India’s Chandrayaan-2 mission is in orbit around the moon, and its view is spectacular. The spacecraft entered lunar orbit on Aug. 19 (Aug. 20 local time at mission control in India), about a month after its launch, on July 22. In order to make the journey more feasible with a smaller rocket, the spacecraft took a long road to the moon, with about seven weeks between launch and the scheduled touchdown of the mission’s lander and orbiter.
The Indian Space Research Organisation (ISRO), which runs the Chandrayaan-2 mission, has now released the spacecraft’s first image of the moon taken from orbit. That image was snapped from about 1,650 miles (2,650 kilometers) above the lunar surface on Wednesday (Aug. 21). The photograph shows part of the far side of the moon, including Apollo crater and Mare Orientalis.
But that region is not Chandrayaan-2’s destination. An orbiter will separate from the Indian mission, and then the lander, with a rover tucked onboard, will head toward a location much closer to the moon’s south pole, with landing scheduled for Sept. 6 (Sept. 7 local time at mission control).
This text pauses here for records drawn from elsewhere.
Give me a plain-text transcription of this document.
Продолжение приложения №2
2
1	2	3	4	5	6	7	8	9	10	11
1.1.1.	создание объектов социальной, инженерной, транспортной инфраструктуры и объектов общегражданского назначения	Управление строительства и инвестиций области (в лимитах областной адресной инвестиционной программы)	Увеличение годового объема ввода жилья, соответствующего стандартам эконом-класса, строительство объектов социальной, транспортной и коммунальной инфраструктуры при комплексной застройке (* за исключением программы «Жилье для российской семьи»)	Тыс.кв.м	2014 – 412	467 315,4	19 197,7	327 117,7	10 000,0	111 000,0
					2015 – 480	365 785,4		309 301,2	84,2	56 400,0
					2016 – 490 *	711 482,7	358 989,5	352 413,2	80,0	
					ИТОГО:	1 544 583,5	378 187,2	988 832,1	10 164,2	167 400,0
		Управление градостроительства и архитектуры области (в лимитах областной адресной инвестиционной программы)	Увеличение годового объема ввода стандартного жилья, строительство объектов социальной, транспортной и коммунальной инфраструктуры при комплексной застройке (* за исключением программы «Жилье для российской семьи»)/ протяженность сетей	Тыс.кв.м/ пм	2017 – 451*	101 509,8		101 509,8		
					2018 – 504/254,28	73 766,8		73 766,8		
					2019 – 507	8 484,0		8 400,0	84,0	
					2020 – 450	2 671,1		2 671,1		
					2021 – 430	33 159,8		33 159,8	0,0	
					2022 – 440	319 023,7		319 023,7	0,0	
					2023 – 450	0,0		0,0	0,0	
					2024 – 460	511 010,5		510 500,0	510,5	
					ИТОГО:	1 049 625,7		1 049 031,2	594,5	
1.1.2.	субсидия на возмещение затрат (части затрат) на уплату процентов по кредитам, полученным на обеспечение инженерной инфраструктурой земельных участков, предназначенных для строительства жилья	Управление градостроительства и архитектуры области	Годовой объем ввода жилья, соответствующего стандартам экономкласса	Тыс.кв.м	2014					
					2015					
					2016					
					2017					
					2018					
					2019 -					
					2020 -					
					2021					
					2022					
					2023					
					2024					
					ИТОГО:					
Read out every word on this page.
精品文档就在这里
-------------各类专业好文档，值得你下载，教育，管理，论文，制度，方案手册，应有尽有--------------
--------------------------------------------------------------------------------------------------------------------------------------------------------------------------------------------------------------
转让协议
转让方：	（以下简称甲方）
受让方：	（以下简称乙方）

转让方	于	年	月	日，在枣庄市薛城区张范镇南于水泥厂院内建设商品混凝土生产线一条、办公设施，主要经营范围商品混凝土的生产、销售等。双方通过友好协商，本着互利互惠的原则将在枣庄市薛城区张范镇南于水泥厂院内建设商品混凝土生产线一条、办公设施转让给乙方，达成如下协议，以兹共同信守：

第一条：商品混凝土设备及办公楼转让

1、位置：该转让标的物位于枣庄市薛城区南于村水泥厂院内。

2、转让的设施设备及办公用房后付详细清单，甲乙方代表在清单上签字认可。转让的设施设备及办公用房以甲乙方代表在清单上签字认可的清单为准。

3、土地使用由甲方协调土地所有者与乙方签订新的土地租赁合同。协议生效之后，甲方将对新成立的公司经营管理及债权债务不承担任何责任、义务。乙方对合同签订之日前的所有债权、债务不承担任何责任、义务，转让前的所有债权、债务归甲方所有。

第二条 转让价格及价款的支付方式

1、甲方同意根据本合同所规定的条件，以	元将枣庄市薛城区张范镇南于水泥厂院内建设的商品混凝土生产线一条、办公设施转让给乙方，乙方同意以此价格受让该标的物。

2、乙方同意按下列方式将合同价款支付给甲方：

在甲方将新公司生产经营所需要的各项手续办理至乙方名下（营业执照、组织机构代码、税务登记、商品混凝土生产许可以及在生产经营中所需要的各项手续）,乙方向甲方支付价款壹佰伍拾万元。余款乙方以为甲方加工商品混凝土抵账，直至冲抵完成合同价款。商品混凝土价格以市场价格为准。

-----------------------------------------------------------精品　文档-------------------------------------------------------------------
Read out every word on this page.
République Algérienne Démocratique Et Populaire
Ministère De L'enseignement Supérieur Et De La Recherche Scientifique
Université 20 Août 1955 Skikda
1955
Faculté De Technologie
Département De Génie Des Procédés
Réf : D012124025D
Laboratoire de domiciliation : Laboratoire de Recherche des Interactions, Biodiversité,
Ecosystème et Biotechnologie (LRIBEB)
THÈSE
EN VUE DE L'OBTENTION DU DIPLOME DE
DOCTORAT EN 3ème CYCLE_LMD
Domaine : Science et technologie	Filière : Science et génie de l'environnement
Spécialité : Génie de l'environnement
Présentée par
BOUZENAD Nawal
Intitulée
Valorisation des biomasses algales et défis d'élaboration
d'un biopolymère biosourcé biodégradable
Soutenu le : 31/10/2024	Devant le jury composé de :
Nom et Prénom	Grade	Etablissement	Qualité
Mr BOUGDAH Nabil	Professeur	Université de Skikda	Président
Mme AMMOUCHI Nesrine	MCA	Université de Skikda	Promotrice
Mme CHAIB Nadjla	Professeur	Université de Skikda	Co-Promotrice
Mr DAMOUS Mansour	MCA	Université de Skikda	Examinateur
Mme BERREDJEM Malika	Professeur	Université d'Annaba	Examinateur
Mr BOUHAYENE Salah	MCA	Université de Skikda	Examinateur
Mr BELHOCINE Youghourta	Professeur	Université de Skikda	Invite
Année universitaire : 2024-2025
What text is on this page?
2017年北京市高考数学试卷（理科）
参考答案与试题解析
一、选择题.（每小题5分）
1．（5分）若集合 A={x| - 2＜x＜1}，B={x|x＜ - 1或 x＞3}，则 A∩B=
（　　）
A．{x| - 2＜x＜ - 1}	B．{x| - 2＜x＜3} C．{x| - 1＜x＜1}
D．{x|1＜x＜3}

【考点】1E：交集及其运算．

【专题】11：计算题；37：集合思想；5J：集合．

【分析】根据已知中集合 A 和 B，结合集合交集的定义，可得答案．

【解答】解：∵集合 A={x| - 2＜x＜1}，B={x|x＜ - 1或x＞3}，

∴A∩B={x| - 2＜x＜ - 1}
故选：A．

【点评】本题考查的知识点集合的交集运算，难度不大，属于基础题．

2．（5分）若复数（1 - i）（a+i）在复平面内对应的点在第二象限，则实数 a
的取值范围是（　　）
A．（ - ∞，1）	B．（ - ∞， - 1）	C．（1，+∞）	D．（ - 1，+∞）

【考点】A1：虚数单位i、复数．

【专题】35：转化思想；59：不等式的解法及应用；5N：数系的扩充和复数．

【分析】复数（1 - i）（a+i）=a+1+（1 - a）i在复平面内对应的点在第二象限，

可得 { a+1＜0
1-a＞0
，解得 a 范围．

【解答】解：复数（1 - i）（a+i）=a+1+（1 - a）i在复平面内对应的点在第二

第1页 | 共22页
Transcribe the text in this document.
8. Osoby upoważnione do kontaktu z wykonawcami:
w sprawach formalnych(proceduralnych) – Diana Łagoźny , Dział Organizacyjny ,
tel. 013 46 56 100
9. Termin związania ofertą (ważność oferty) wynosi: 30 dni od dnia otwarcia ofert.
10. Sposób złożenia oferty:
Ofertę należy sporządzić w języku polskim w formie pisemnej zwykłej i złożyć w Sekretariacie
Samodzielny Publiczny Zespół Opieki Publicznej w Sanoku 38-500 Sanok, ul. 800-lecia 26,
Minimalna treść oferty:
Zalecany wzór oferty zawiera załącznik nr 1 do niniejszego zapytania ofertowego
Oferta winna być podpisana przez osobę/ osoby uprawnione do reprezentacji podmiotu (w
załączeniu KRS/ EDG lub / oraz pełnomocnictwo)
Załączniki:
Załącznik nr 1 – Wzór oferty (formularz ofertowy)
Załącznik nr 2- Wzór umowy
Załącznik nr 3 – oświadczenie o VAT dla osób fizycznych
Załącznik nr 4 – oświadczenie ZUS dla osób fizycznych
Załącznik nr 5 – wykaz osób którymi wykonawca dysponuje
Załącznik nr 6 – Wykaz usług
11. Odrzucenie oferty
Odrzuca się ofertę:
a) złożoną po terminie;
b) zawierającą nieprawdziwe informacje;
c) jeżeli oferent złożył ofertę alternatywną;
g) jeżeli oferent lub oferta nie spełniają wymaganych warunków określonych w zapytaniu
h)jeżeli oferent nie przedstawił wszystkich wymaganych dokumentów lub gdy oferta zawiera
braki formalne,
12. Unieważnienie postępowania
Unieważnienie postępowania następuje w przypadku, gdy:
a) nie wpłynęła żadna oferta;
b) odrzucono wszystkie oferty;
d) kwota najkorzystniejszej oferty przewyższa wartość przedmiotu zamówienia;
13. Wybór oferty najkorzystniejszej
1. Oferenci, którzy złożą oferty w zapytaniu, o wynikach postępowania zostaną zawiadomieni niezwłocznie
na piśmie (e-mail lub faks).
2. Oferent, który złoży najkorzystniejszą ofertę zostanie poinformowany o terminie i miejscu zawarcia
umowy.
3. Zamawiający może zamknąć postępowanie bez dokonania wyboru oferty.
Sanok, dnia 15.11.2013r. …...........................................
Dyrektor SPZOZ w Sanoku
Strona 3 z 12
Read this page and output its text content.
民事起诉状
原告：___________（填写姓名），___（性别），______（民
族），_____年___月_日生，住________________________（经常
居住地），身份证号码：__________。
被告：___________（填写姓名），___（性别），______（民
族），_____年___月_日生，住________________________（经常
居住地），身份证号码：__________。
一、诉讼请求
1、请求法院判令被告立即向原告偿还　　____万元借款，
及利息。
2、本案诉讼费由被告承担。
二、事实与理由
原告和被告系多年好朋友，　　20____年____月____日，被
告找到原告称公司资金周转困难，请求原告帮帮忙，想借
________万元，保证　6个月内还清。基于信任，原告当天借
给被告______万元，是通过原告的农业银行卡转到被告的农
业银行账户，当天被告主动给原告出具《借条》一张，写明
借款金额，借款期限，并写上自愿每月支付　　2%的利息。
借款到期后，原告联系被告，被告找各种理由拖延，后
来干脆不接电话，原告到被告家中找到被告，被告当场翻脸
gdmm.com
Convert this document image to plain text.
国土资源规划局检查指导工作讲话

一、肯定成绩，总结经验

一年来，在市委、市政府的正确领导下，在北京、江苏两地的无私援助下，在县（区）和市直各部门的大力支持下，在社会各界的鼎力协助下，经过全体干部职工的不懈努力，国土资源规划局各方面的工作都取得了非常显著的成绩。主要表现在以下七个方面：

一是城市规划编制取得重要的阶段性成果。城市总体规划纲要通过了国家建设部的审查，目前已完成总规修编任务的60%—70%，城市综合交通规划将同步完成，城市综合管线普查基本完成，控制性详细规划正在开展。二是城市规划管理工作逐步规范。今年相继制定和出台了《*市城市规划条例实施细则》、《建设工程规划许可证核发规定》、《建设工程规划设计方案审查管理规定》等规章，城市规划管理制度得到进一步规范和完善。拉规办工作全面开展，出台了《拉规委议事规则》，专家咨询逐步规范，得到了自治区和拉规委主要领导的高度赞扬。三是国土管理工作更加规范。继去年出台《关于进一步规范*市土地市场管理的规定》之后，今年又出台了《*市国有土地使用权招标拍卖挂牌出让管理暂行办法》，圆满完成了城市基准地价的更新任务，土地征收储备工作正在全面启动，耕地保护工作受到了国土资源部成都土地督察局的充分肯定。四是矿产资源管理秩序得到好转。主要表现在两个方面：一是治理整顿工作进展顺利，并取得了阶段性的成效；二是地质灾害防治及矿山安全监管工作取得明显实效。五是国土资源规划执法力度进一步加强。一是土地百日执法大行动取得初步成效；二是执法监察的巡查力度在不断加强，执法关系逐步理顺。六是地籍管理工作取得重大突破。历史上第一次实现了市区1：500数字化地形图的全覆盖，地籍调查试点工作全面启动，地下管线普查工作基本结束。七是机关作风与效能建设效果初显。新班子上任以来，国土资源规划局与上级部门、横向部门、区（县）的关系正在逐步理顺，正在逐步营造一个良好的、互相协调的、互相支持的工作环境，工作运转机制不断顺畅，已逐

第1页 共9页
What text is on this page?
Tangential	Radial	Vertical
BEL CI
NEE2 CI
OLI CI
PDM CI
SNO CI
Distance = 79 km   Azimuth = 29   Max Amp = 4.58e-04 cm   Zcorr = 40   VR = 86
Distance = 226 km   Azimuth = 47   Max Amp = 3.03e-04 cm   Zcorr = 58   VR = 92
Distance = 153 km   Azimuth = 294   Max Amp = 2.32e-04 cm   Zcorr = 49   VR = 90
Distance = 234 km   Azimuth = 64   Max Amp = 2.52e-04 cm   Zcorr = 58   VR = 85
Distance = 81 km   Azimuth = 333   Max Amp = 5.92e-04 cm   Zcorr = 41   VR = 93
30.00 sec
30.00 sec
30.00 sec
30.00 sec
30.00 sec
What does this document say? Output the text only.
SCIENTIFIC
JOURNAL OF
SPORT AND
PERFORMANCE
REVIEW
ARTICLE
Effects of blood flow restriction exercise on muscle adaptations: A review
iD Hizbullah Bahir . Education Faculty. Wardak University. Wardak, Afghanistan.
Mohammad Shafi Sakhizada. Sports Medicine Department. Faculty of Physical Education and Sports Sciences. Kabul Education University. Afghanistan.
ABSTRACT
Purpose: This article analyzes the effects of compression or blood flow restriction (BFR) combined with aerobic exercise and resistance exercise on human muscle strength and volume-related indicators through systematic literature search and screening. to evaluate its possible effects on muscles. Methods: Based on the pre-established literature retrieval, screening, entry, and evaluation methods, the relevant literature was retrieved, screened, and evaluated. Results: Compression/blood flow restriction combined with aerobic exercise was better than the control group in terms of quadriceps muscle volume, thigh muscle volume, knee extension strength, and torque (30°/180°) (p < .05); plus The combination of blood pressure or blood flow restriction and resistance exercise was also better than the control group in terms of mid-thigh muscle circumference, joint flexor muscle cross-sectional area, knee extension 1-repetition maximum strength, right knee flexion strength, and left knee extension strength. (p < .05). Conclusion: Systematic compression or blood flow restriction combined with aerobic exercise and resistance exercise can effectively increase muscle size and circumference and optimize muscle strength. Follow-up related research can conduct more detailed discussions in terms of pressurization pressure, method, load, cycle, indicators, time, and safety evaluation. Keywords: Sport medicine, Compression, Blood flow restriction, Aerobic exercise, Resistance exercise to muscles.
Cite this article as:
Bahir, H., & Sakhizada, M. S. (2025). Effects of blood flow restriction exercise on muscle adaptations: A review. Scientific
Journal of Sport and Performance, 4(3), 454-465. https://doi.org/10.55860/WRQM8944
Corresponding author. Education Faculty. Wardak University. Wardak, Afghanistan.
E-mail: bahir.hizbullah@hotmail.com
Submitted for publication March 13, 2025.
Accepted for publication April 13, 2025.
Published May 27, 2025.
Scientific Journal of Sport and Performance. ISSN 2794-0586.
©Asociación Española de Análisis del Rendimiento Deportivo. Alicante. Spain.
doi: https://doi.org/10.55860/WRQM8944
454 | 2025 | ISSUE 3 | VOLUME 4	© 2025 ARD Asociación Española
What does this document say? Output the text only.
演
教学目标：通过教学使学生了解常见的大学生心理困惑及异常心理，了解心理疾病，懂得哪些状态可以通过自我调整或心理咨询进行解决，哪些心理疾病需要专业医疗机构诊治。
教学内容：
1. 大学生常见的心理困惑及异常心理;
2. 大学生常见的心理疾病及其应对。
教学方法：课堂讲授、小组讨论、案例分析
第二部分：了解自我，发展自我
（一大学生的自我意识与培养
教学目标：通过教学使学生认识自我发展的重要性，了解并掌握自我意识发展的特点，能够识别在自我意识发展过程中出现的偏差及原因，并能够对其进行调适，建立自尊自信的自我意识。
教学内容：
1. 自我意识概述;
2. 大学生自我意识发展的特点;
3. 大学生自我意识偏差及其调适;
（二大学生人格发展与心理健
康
The ISRO chose that destination in part based on the findings from the mission’s predecessor, which carried the instrument that spotted water ice frozen in permanently shadowed craters near the lunar south pole. And so India built a second mission, adding a landed component this time, to follow up on that discovery.
If the lander safely touches down, India will become the fourth country to complete that feat, after the Soviet Union, the U.S. and China. The lander and rover would operate for one lunar day but are not designed to withstand the frigid lunar nights.